Growing up on 1980s Wall Street


South Kensington Club, London. October 18th, 2017

After a healthy, or rather hearty, dinner of pizza and wine we sat down with Lawton Fitt to hear about how she managed through a career arguably the most competitive company in the world, during a period when you could count the number of female leaders on one hand. Lawton gave us the kind of advice you want to print off and read whenever you feel your career, or life, has jilted off track. For as Lawton said, ‘you are living a life, not just having a career’ so don’t beat yourself up about the ups and downs on that journey. A career is a marathon, not a sprint, after all.

About Lawton

Lawton Fitt cut her teeth at Goldman Sachs on Wall Street during the swashbuckling era of the eighties. It was seven years into the job before she encountered another woman in a meeting, and she was regularly asked for directions to the bathrooms or told to send a fax. Lawton ran the bank’s tech IPO business during the first internet boom in the nineties and became the first female partner of the equity division in 1994. She retired from Goldman Sachs in 2002 and took on a very different challenge: running the Royal Academy of Arts in London. An American who splits her time between New York and London, now Lawton’s portfolio of corporate and non-profit positions include a board role at the Carlyle Group private equity firm.

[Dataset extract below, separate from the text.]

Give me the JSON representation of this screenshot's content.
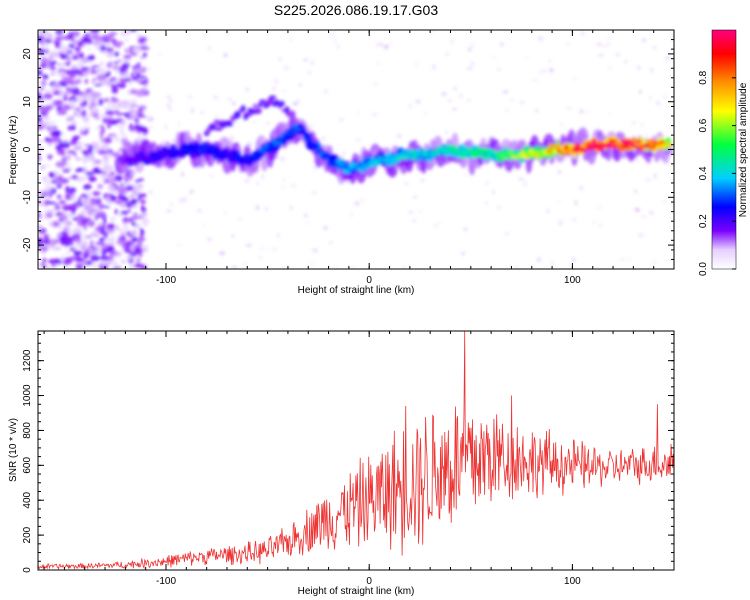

  • Take responsibility for your own career
    • Don’t rely on your organization to manage your career for you.
    • Make lists at what you’re good at, and what you’re not. Be honest with yourself and play to your strengths.
    • Define what success is for you, without being influenced by what others see as success. Don’t let your decisions be driven by what will look good on your CV.
    • Take feedback regularly. Ask for it, listen to it dispassionately, and value it.
    • Find and invest in your mentors. These relationships are your responsibility to make productive.
  • Believe in your value
    • Try not to fall victim to imposter syndrome.
    • Most women believe they must command 100% of a job to do it well. Men believe they must command 70%, and can wing it for the remainder. If your standard is perfection, then you’ll always feel like you’re coming up short.
    • Remind yourself that you are where you are because you are good at what you do, not because your boss likes you. You were hired, you were not adopted!
    • Communicate your value to your boss. This is not just about getting ahead, but this is part of your actual job. It means your boss knows what is happening, and can feel good about what your team is doing.
  • Learn to love risk
    • Be open-minded and keep looking up. It’s too easy to be looking down, concentrating on perfection, and missing the opportunities that arise around you.
    • Keep talking to people – colleagues, people senior to you, people junior to you, friends, BroadMinded members….
    • Do your due diligence before taking a risk. Ask yourself what is the worst thing that could happen to me? If you can live with that thing, then you’re ok.
    • Accept the possibility you could fail. As with every failure, you’ll grow resilience.
  • Learn to lead
    • The transition from a doer to a leader is not smooth
    • Watch leaders that are really effective. Think about what makes them so persuasive, and try and adapt it to your character.
    • Don’t assume you’re either born a leader or not.
  • Invest passion in your work
    • Be someone that creates energy at work, not someone that depletes it. Be a champion of your organization.
    • To be passionate is to be focused. Make lists of other things you want to do and put it aside; allow yourself to focus on what you need to do now.
    • If you don’t feel passionate about what you do, really think about making a change. It’s a great shame not to feel passion, at least most of the time.
  • Don’t forget life is happening while you’re working
    • Sometimes you’ll make life decisions that might hold back your career – for your husband or for your kids. Sometimes that is ok. (Lawton moved to London for her then boyfriend’s job, something that held back her career for some years. Her boyfriend is now her husband of 32 years, so she’s confident it was the right move!)
    • To have a broader perspective on life and interests outside of work will most likely help you in your career. And make you happier.
    • The speed and the way you’re running your race in life may change – that’s ok. Give yourself that freedom.